A month later Mr. A. brought in his most recent painting. "It is a fountain of red water, its gushing, energy, big, but confined. There are clouds and sky." "Red water?" I queried. "Energy and anger, contradictions - gray and white clouds though the sun is shining. The fountain is benign and relaxing, but it flows into a black hole - a dead heart." On the left side of the piece were many small images indicating "confusion" which included "busyness, and meaningless work" and on the right side were hearts, some broken, some merely incomplete. Mr. A. said he wanted to live in a world of feeling and not a world of confusion but worries that he can't avoid falling into the black heart. He elaborated, "There is no resolution in the picture. There is meaningless chaos [on the left] or there are painful experiences [on the right]. I was very involved in painting this picture. There are parts I can't get to - the simple place, the energetic place, the energy is way off in the distance. I can't get hold of it yet."

I commented, "I feel it's your divided self. If you work at a vocation you find meaningless, you risk falling into "chaos" and if you let your self truly love, you risk falling into the "black heart". But is there a deeper meaning? I feel you want us together to find your center of energy. Is the hope in the sun, which you disguise behind clouds because hoping is fearful too?"

This treatment has provoked a number of thoughts, feelings and questions for me. I was surprised by how much I enjoyed the paintings and looked forward to the next one.
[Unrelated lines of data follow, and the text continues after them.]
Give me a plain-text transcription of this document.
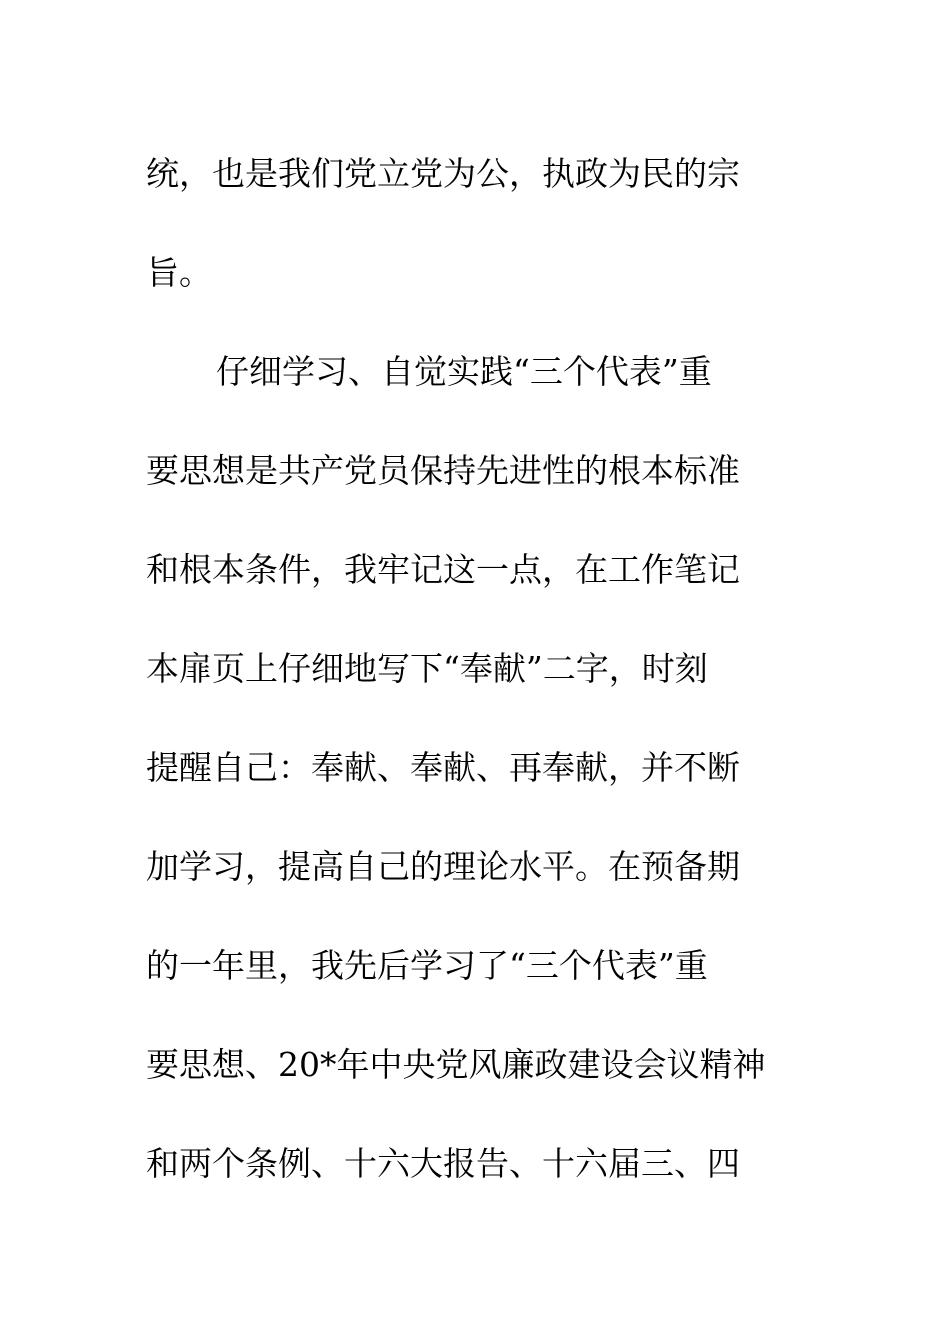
统，也是我们党立党为公，执政为民的宗
旨。
仔细学习、自觉实践“三个代表”重
要思想是共产党员保持先进性的根本标准
和根本条件，我牢记这一点，在工作笔记
本扉页上仔细地写下“奉献”二字，时刻
提醒自己：奉献、奉献、再奉献，并不断
加学习，提高自己的理论水平。在预备期
的一年里，我先后学习了“三个代表”重
要思想、20*年中央党风廉政建设会议精神
和两个条例、十六大报告、十六届三、四
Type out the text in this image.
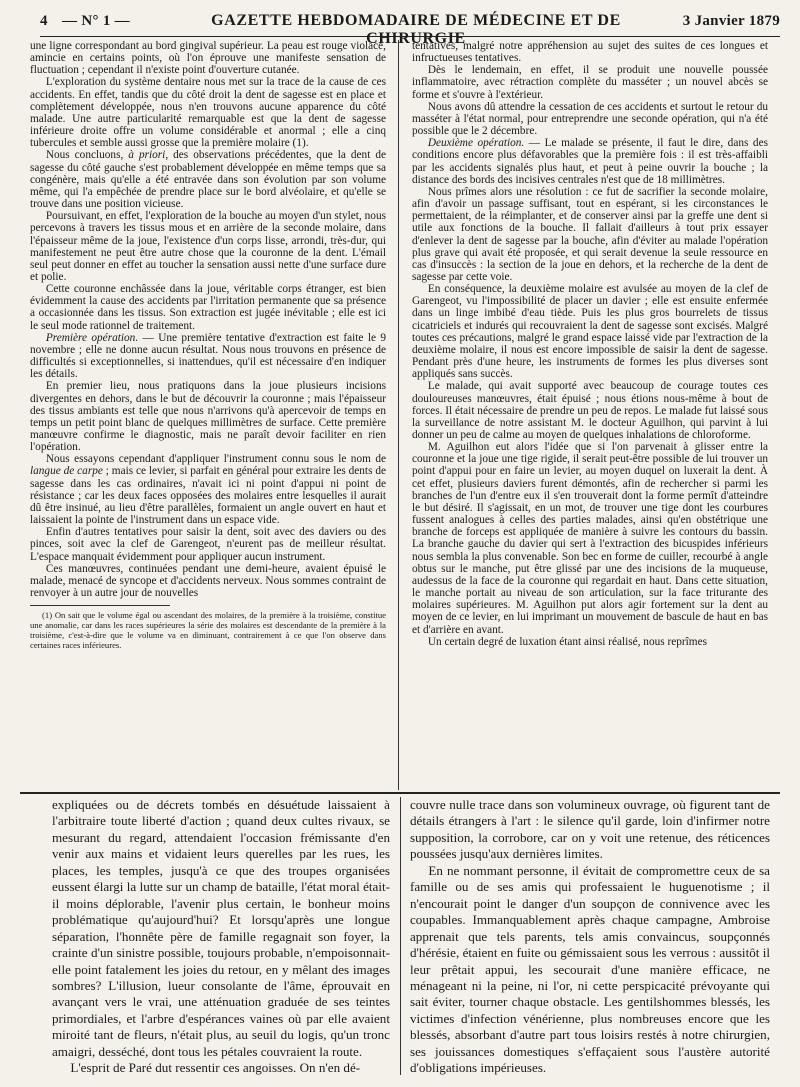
4 — N° 1 —	GAZETTE HEBDOMADAIRE DE MÉDECINE ET DE CHIRURGIE
3 Janvier 1879

une ligne correspondant au bord gingival supérieur. La peau est rouge violacé, amincie en certains points, où l'on éprouve une manifeste sensation de fluctuation ; cependant il n'existe point d'ouverture cutanée.

L'exploration du système dentaire nous met sur la trace de la cause de ces accidents. En effet, tandis que du côté droit la dent de sagesse est en place et complètement développée, nous n'en trouvons aucune apparence du côté malade. Une autre particularité remarquable est que la dent de sagesse inférieure droite offre un volume considérable et anormal ; elle a cinq tubercules et semble aussi grosse que la première molaire (1).

Nous concluons, à priori, des observations précédentes, que la dent de sagesse du côté gauche s'est probablement développée en même temps que sa congénère, mais qu'elle a été entravée dans son évolution par son volume même, qui l'a empêchée de prendre place sur le bord alvéolaire, et qu'elle se trouve dans une position vicieuse.

Poursuivant, en effet, l'exploration de la bouche au moyen d'un stylet, nous percevons à travers les tissus mous et en arrière de la seconde molaire, dans l'épaisseur même de la joue, l'existence d'un corps lisse, arrondi, très-dur, qui manifestement ne peut être autre chose que la couronne de la dent. L'émail seul peut donner en effet au toucher la sensation aussi nette d'une surface dure et polie.

Cette couronne enchâssée dans la joue, véritable corps étranger, est bien évidemment la cause des accidents par l'irritation permanente que sa présence a occasionnée dans les tissus. Son extraction est jugée inévitable ; elle est ici le seul mode rationnel de traitement.

Première opération. — Une première tentative d'extraction est faite le 9 novembre ; elle ne donne aucun résultat. Nous nous trouvons en présence de difficultés si exceptionnelles, si inattendues, qu'il est nécessaire d'en indiquer les détails.

En premier lieu, nous pratiquons dans la joue plusieurs incisions divergentes en dehors, dans le but de découvrir la couronne ; mais l'épaisseur des tissus ambiants est telle que nous n'arrivons qu'à apercevoir de temps en temps un petit point blanc de quelques millimètres de surface. Cette première manœuvre confirme le diagnostic, mais ne paraît devoir faciliter en rien l'opération.

Nous essayons cependant d'appliquer l'instrument connu sous le nom de langue de carpe ; mais ce levier, si parfait en général pour extraire les dents de sagesse dans les cas ordinaires, n'avait ici ni point d'appui ni point de résistance ; car les deux faces opposées des molaires entre lesquelles il aurait dû être insinué, au lieu d'être parallèles, formaient un angle ouvert en haut et laissaient la pointe de l'instrument dans un espace vide.

Enfin d'autres tentatives pour saisir la dent, soit avec des daviers ou des pinces, soit avec la clef de Garengeot, n'eurent pas de meilleur résultat. L'espace manquait évidemment pour appliquer aucun instrument.

Ces manœuvres, continuées pendant une demi-heure, avaient épuisé le malade, menacé de syncope et d'accidents nerveux. Nous sommes contraint de renvoyer à un autre jour de nouvelles

(1) On sait que le volume égal ou ascendant des molaires, de la première à la troisième, constitue une anomalie, car dans les races supérieures la série des molaires est descendante de la première à la troisième, c'est-à-dire que le volume va en diminuant, contrairement à ce que l'on observe dans certaines races inférieures.

tentatives, malgré notre appréhension au sujet des suites de ces longues et infructueuses tentatives.

Dès le lendemain, en effet, il se produit une nouvelle poussée inflammatoire, avec rétraction complète du masséter ; un nouvel abcès se forme et s'ouvre à l'extérieur.

Nous avons dû attendre la cessation de ces accidents et surtout le retour du masséter à l'état normal, pour entreprendre une seconde opération, qui n'a été possible que le 2 décembre.

Deuxième opération. — Le malade se présente, il faut le dire, dans des conditions encore plus défavorables que la première fois : il est très-affaibli par les accidents signalés plus haut, et peut à peine ouvrir la bouche ; la distance des bords des incisives centrales n'est que de 18 millimètres.

Nous prîmes alors une résolution : ce fut de sacrifier la seconde molaire, afin d'avoir un passage suffisant, tout en espérant, si les circonstances le permettaient, de la réimplanter, et de conserver ainsi par la greffe une dent si utile aux fonctions de la bouche. Il fallait d'ailleurs à tout prix essayer d'enlever la dent de sagesse par la bouche, afin d'éviter au malade l'opération plus grave qui avait été proposée, et qui serait devenue la seule ressource en cas d'insuccès : la section de la joue en dehors, et la recherche de la dent de sagesse par cette voie.

En conséquence, la deuxième molaire est avulsée au moyen de la clef de Garengeot, vu l'impossibilité de placer un davier ; elle est ensuite enfermée dans un linge imbibé d'eau tiède. Puis les plus gros bourrelets de tissus cicatriciels et indurés qui recouvraient la dent de sagesse sont excisés. Malgré toutes ces précautions, malgré le grand espace laissé vide par l'extraction de la deuxième molaire, il nous est encore impossible de saisir la dent de sagesse. Pendant près d'une heure, les instruments de formes les plus diverses sont appliqués sans succès.

Le malade, qui avait supporté avec beaucoup de courage toutes ces douloureuses manœuvres, était épuisé ; nous étions nous-même à bout de forces. Il était nécessaire de prendre un peu de repos. Le malade fut laissé sous la surveillance de notre assistant M. le docteur Aguilhon, qui parvint à lui donner un peu de calme au moyen de quelques inhalations de chloroforme.

M. Aguilhon eut alors l'idée que si l'on parvenait à glisser entre la couronne et la joue une tige rigide, il serait peut-être possible de lui trouver un point d'appui pour en faire un levier, au moyen duquel on luxerait la dent. À cet effet, plusieurs daviers furent démontés, afin de rechercher si parmi les branches de l'un d'entre eux il s'en trouverait dont la forme permît d'atteindre le but désiré. Il s'agissait, en un mot, de trouver une tige dont les courbures fussent analogues à celles des parties malades, ainsi qu'en obstétrique une branche de forceps est appliquée de manière à suivre les contours du bassin. La branche gauche du davier qui sert à l'extraction des bicuspides inférieurs nous sembla la plus convenable. Son bec en forme de cuiller, recourbé à angle obtus sur le manche, put être glissé par une des incisions de la muqueuse, audessus de la face de la couronne qui regardait en haut. Dans cette situation, le manche portait au niveau de son articulation, sur la face triturante des molaires supérieures. M. Aguilhon put alors agir fortement sur la dent au moyen de ce levier, en lui imprimant un mouvement de bascule de haut en bas et d'arrière en avant.

Un certain degré de luxation étant ainsi réalisé, nous reprîmes

expliquées ou de décrets tombés en désuétude laissaient à l'arbitraire toute liberté d'action ; quand deux cultes rivaux, se mesurant du regard, attendaient l'occasion frémissante d'en venir aux mains et vidaient leurs querelles par les rues, les places, les temples, jusqu'à ce que des troupes organisées eussent élargi la lutte sur un champ de bataille, l'état moral était-il moins déplorable, l'avenir plus certain, le bonheur moins problématique qu'aujourd'hui? Et lorsqu'après une longue séparation, l'honnête père de famille regagnait son foyer, la crainte d'un sinistre possible, toujours probable, n'empoisonnait-elle point fatalement les joies du retour, en y mêlant des images sombres? L'illusion, lueur consolante de l'âme, éprouvait en avançant vers le vrai, une atténuation graduée de ses teintes primordiales, et l'arbre d'espérances vaines où par elle avaient miroité tant de fleurs, n'était plus, au seuil du logis, qu'un tronc amaigri, desséché, dont tous les pétales couvraient la route.

L'esprit de Paré dut ressentir ces angoisses. On n'en dé-

couvre nulle trace dans son volumineux ouvrage, où figurent tant de détails étrangers à l'art : le silence qu'il garde, loin d'infirmer notre supposition, la corrobore, car on y voit une retenue, des réticences poussées jusqu'aux dernières limites.

En ne nommant personne, il évitait de compromettre ceux de sa famille ou de ses amis qui professaient le huguenotisme ; il n'encourait point le danger d'un soupçon de connivence avec les coupables. Immanquablement après chaque campagne, Ambroise apprenait que tels parents, tels amis convaincus, soupçonnés d'hérésie, étaient en fuite ou gémissaient sous les verrous : aussitôt il leur prêtait appui, les secourait d'une manière efficace, ne ménageant ni la peine, ni l'or, ni cette perspicacité prévoyante qui sait éviter, tourner chaque obstacle. Les gentilshommes blessés, les victimes d'infection vénérienne, plus nombreuses encore que les blessés, absorbant d'autre part tous loisirs restés à notre chirurgien, ses jouissances domestiques s'effaçaient sous l'austère autorité d'obligations impérieuses.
His paintings were like dreams reflecting his fears, wishes, memories and pain. I also enjoyed and deeply appreciated hearing Mr. A's so articulate, beautiful, and often passionate associations. In our sessions, Mr. A was being "watched" perhaps for the first time, but it is not only his terror and despair that I have seen and witnessed but also his capacity to depict and transform those terrors into powerful images. Once he began to bring me the paintings, he came truly alive.